“Ey iman edenler! Kendinizi ve ailenizi, yakıtı insanlar taşlar olan bir ateşten koruyun.” (Tahrim: 6)
“Hepiniz çobansınız (mesulsünüz) mesuliyetiniz altında bulunanlardan sorumlusunuz.” (Hadis-i Şerif )
Sünnetullah gereği, insanoğlu çocuklarına düşkündür. Fıtratı, batıl düşünce ve yaşantılarla yozlaşmamış her ebeveyn, kendilerince çocuklarının saadetleri için çabalar.
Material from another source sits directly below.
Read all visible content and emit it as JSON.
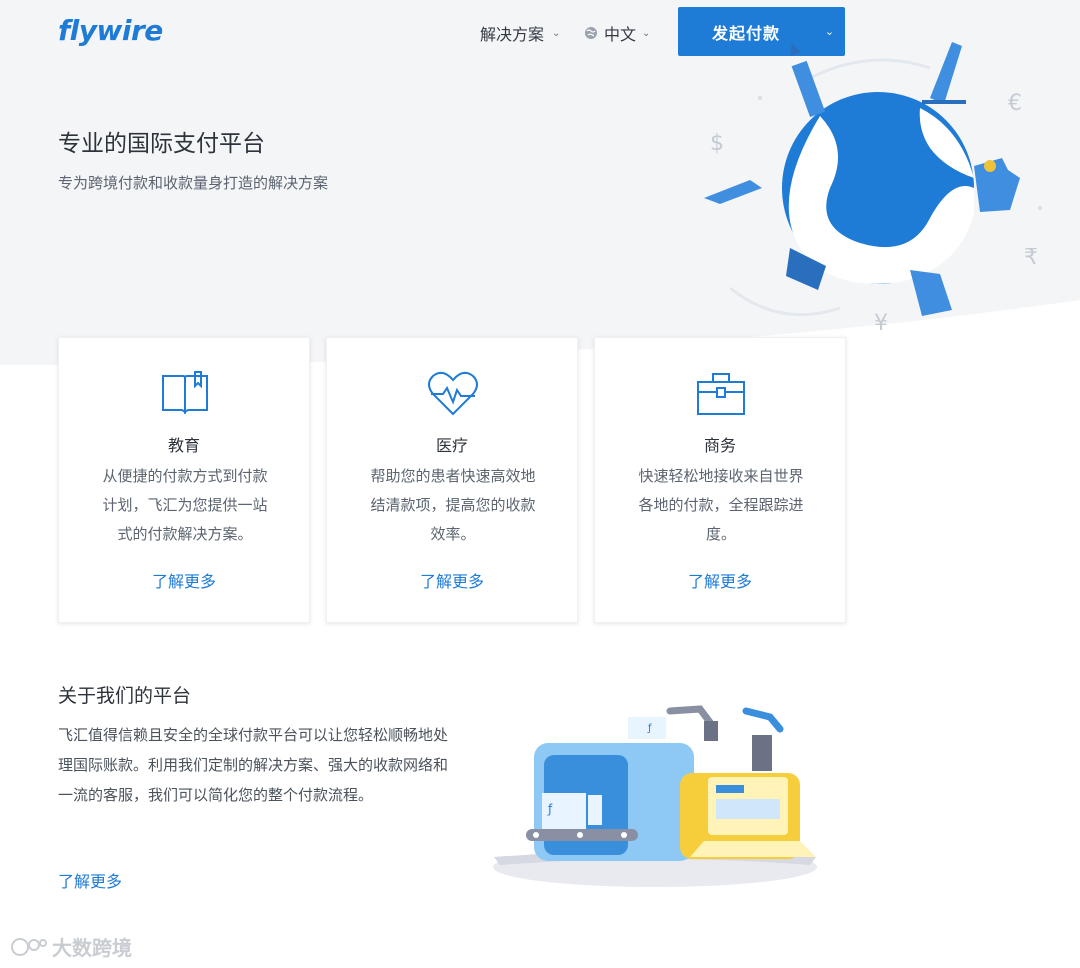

Bu çabalamalar günümüzde, daha çok çocuklara maddi imkânlar sağlamak için gerçekleşmektedir. Ancak ebeveynlerin çoğu, çocukları için hayatlarını feda ettikleri halde, ömürlerinin sonunda onların hayırlı evlatlar olmadıklarını ve haram yollara düştüklerini söyleyerek yakınırlar.
Zira maddi değerlerin merkeze konduğu asrımızda, tüm maddi refaha rağmen yeni nesil geçmişte hiç olmadığı kadar mutsuzdur. Bu mutsuzluk elit kesimlerde daha bir katmerli iken; ekranların tozpembe gösterdiği makyajlı yaşantılara özendirilmeleri sonucu fakir ailelerin çocukları da bu yalancı mutluluğa ulaşmak için her türlü suçu işlemeye itilmektedir. Ve ne hazindir ki böyle bir toplum, ortalığı kasıp kavuran bir gazap ateşi ile birçoğumuzun çocuğunu da elimizden alıp götürmektedir.
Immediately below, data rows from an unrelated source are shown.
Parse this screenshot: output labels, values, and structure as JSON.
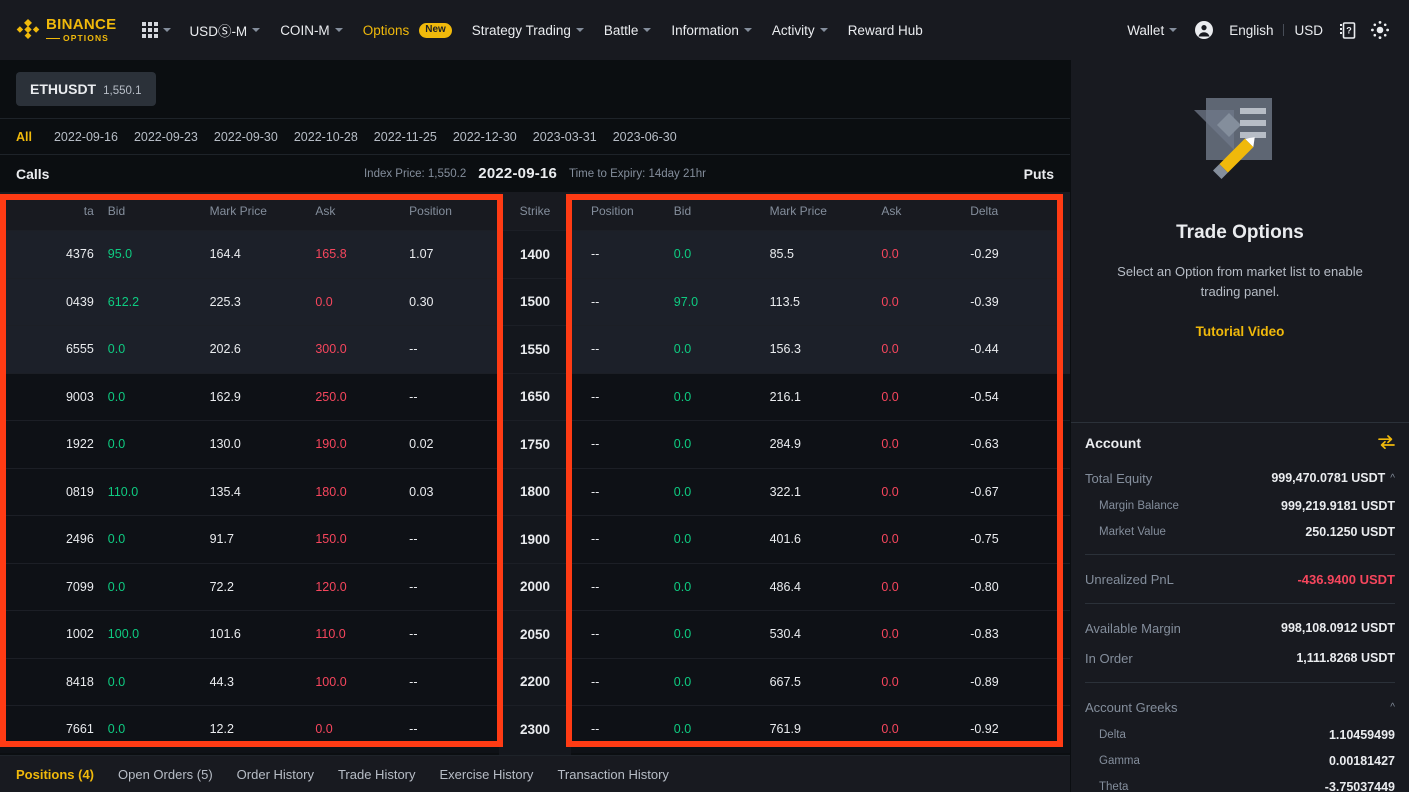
{
  "topnav": {
    "brand": {
      "title": "BINANCE",
      "subtitle": "OPTIONS"
    },
    "apps_icon": "grid-apps-icon",
    "items": [
      {
        "label": "USDⓈ-M",
        "caret": true
      },
      {
        "label": "COIN-M",
        "caret": true
      },
      {
        "label": "Options",
        "caret": false,
        "badge": "New"
      },
      {
        "label": "Strategy Trading",
        "caret": true
      },
      {
        "label": "Battle",
        "caret": true
      },
      {
        "label": "Information",
        "caret": true
      },
      {
        "label": "Activity",
        "caret": true
      },
      {
        "label": "Reward Hub",
        "caret": false
      }
    ],
    "wallet": "Wallet",
    "profile_icon": "user-avatar-icon",
    "language": "English",
    "currency": "USD",
    "download_icon": "qr-download-app-icon",
    "theme_icon": "sun-brightness-icon"
  },
  "symbolbar": {
    "symbol": "ETHUSDT",
    "price": "1,550.1"
  },
  "datebar": {
    "tabs": [
      {
        "label": "All",
        "active": true
      },
      {
        "label": "2022-09-16",
        "active": false
      },
      {
        "label": "2022-09-23",
        "active": false
      },
      {
        "label": "2022-09-30",
        "active": false
      },
      {
        "label": "2022-10-28",
        "active": false
      },
      {
        "label": "2022-11-25",
        "active": false
      },
      {
        "label": "2022-12-30",
        "active": false
      },
      {
        "label": "2023-03-31",
        "active": false
      },
      {
        "label": "2023-06-30",
        "active": false
      }
    ]
  },
  "chain_header": {
    "calls_label": "Calls",
    "puts_label": "Puts",
    "index_price": "Index Price: 1,550.2",
    "expiry_date": "2022-09-16",
    "time_to_expiry": "Time to Expiry: 14day 21hr"
  },
  "chain": {
    "calls_columns": [
      "ta",
      "Bid",
      "Mark Price",
      "Ask",
      "Position"
    ],
    "strike_column": "Strike",
    "puts_columns": [
      "Position",
      "Bid",
      "Mark Price",
      "Ask",
      "Delta"
    ],
    "rows": [
      {
        "strike": "1400",
        "itm": true,
        "call": {
          "delta": "4376",
          "bid": "95.0",
          "mark": "164.4",
          "ask": "165.8",
          "position": "1.07"
        },
        "put": {
          "position": "--",
          "bid": "0.0",
          "mark": "85.5",
          "ask": "0.0",
          "delta": "-0.29"
        }
      },
      {
        "strike": "1500",
        "itm": true,
        "call": {
          "delta": "0439",
          "bid": "612.2",
          "mark": "225.3",
          "ask": "0.0",
          "position": "0.30"
        },
        "put": {
          "position": "--",
          "bid": "97.0",
          "mark": "113.5",
          "ask": "0.0",
          "delta": "-0.39"
        }
      },
      {
        "strike": "1550",
        "itm": true,
        "call": {
          "delta": "6555",
          "bid": "0.0",
          "mark": "202.6",
          "ask": "300.0",
          "position": "--"
        },
        "put": {
          "position": "--",
          "bid": "0.0",
          "mark": "156.3",
          "ask": "0.0",
          "delta": "-0.44"
        }
      },
      {
        "strike": "1650",
        "itm": false,
        "call": {
          "delta": "9003",
          "bid": "0.0",
          "mark": "162.9",
          "ask": "250.0",
          "position": "--"
        },
        "put": {
          "position": "--",
          "bid": "0.0",
          "mark": "216.1",
          "ask": "0.0",
          "delta": "-0.54"
        }
      },
      {
        "strike": "1750",
        "itm": false,
        "call": {
          "delta": "1922",
          "bid": "0.0",
          "mark": "130.0",
          "ask": "190.0",
          "position": "0.02"
        },
        "put": {
          "position": "--",
          "bid": "0.0",
          "mark": "284.9",
          "ask": "0.0",
          "delta": "-0.63"
        }
      },
      {
        "strike": "1800",
        "itm": false,
        "call": {
          "delta": "0819",
          "bid": "110.0",
          "mark": "135.4",
          "ask": "180.0",
          "position": "0.03"
        },
        "put": {
          "position": "--",
          "bid": "0.0",
          "mark": "322.1",
          "ask": "0.0",
          "delta": "-0.67"
        }
      },
      {
        "strike": "1900",
        "itm": false,
        "call": {
          "delta": "2496",
          "bid": "0.0",
          "mark": "91.7",
          "ask": "150.0",
          "position": "--"
        },
        "put": {
          "position": "--",
          "bid": "0.0",
          "mark": "401.6",
          "ask": "0.0",
          "delta": "-0.75"
        }
      },
      {
        "strike": "2000",
        "itm": false,
        "call": {
          "delta": "7099",
          "bid": "0.0",
          "mark": "72.2",
          "ask": "120.0",
          "position": "--"
        },
        "put": {
          "position": "--",
          "bid": "0.0",
          "mark": "486.4",
          "ask": "0.0",
          "delta": "-0.80"
        }
      },
      {
        "strike": "2050",
        "itm": false,
        "call": {
          "delta": "1002",
          "bid": "100.0",
          "mark": "101.6",
          "ask": "110.0",
          "position": "--"
        },
        "put": {
          "position": "--",
          "bid": "0.0",
          "mark": "530.4",
          "ask": "0.0",
          "delta": "-0.83"
        }
      },
      {
        "strike": "2200",
        "itm": false,
        "call": {
          "delta": "8418",
          "bid": "0.0",
          "mark": "44.3",
          "ask": "100.0",
          "position": "--"
        },
        "put": {
          "position": "--",
          "bid": "0.0",
          "mark": "667.5",
          "ask": "0.0",
          "delta": "-0.89"
        }
      },
      {
        "strike": "2300",
        "itm": false,
        "call": {
          "delta": "7661",
          "bid": "0.0",
          "mark": "12.2",
          "ask": "0.0",
          "position": "--"
        },
        "put": {
          "position": "--",
          "bid": "0.0",
          "mark": "761.9",
          "ask": "0.0",
          "delta": "-0.92"
        }
      }
    ]
  },
  "bottom_tabs": [
    {
      "label": "Positions (4)",
      "active": true
    },
    {
      "label": "Open Orders (5)",
      "active": false
    },
    {
      "label": "Order History",
      "active": false
    },
    {
      "label": "Trade History",
      "active": false
    },
    {
      "label": "Exercise History",
      "active": false
    },
    {
      "label": "Transaction History",
      "active": false
    }
  ],
  "trade_panel": {
    "illustration": "document-pencil-illustration",
    "title": "Trade Options",
    "description": "Select an Option from market list to enable trading panel.",
    "link": "Tutorial Video"
  },
  "account": {
    "title": "Account",
    "swap_icon": "transfer-swap-icon",
    "total_equity_label": "Total Equity",
    "total_equity_value": "999,470.0781 USDT",
    "margin_balance_label": "Margin Balance",
    "margin_balance_value": "999,219.9181 USDT",
    "market_value_label": "Market Value",
    "market_value_value": "250.1250 USDT",
    "unrealized_pnl_label": "Unrealized PnL",
    "unrealized_pnl_value": "-436.9400 USDT",
    "available_margin_label": "Available Margin",
    "available_margin_value": "998,108.0912 USDT",
    "in_order_label": "In Order",
    "in_order_value": "1,111.8268 USDT",
    "greeks_title": "Account Greeks",
    "greeks": [
      {
        "label": "Delta",
        "value": "1.10459499"
      },
      {
        "label": "Gamma",
        "value": "0.00181427"
      },
      {
        "label": "Theta",
        "value": "-3.75037449"
      }
    ]
  },
  "colors": {
    "brand": "#f0b90b",
    "up": "#0ecb81",
    "down": "#f6465d",
    "annotation": "#ff3b14",
    "bg": "#0b0e11",
    "panel": "#181a20"
  }
}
Çocuklara neyi, nasıl ve ne zaman öğretmek gerektiği eğitim biliminin öteden beri uğraştığı temel konudur. Bediüzzaman Hazretleri küçük yaştan itibaren İslami eğitim vermenin önemini şöyle açıklar:
“Çocuk küçüklüğünde kuvvetli ders-i imanı almazsa, sonra pek zor ve müşkül bir tarzda İslamiyet ve imanın erkânlarını ruhuna alabilir. Adeta gayr-ı Müslim birisinin İslamiyet'i kabul etmek derecesinde zor olur. Yabani düşer.” ( Emirdağ Lahikası )
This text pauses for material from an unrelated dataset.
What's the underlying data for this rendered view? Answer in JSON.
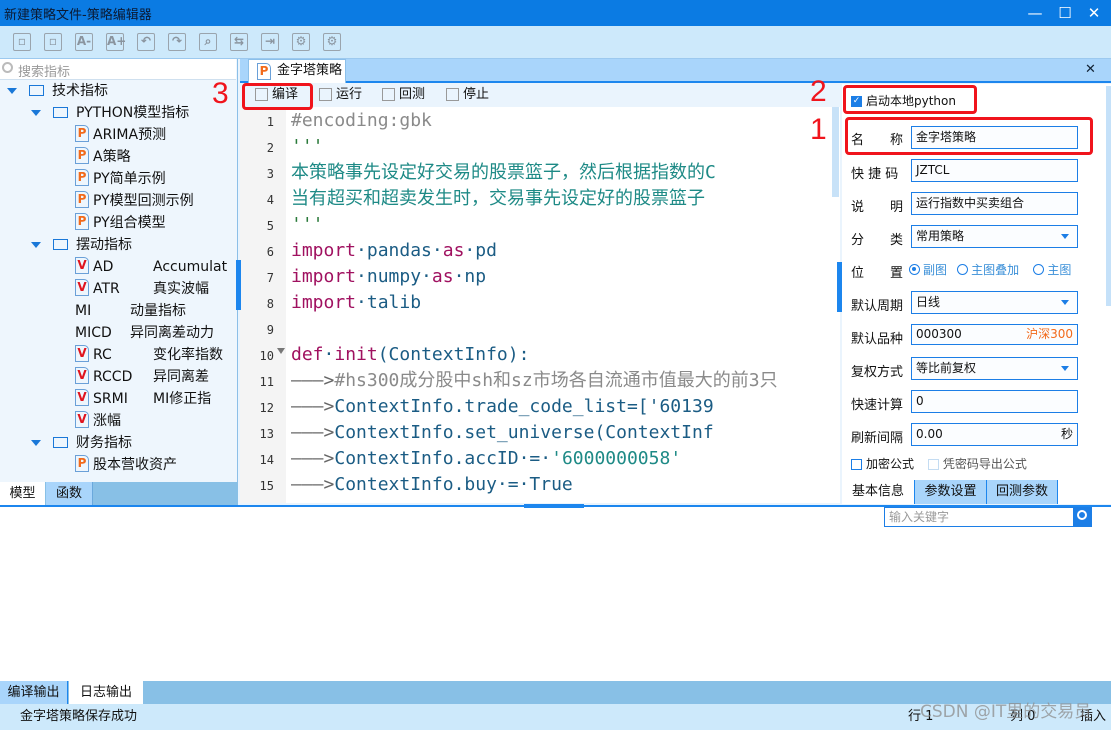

Bu noktada, küçük yaşta İslami eğitime başlamanın önemini görüyoruz. Yüce Rabbimiz her insanı İslam fıtratı üzerinde yarattığı için, çocuklarımız bu yönden her türlü İslami eğitim almaya müsaittir. Çocuklarımızın fıtratında var olan bu hak duygusunun bilinçli bir şekilde desteklenmesi hayati bir öneme haizdir. Zira her şeyden önce söz konusu olan, ebedi hayatlarıdır. Allah'ın, rahmet ve merhameti ile kendisini yarattığını bilmek çocuğun ruhen, zihnen ve bedenen sağlıklı bir şekilde gelişmesini sağlar. Çocuklarımızı Allah'ın nimetleri ile müjdelemek ve sevindirmek önemlidir. “Allah'ın azabının ise kötüler için olacağını” belirtmek lazımdır. Çocuğu azapla korkutmak ise sonucu çok zararlı, sık tekrarlanan yanlışlardandır.
Sonuç olarak çocuklarımızın ruhen, zihnen ve bedenen sağlıklı gelişebilmesi ve bunun sonucu olarak dünya ve ahiret saadetine erebilmesinin yegâne yolu, İslami eğitimdir. Rabbimiz hepimizi görev ve sorumluluklarının bilincinde olan ebeveynler kılsın. Çocuklarımızdan insi ve cinni şeytanları uzaklaştırsın. Onları imanlı, ihlaslı, takvalı ve salih evlatlar kılsın.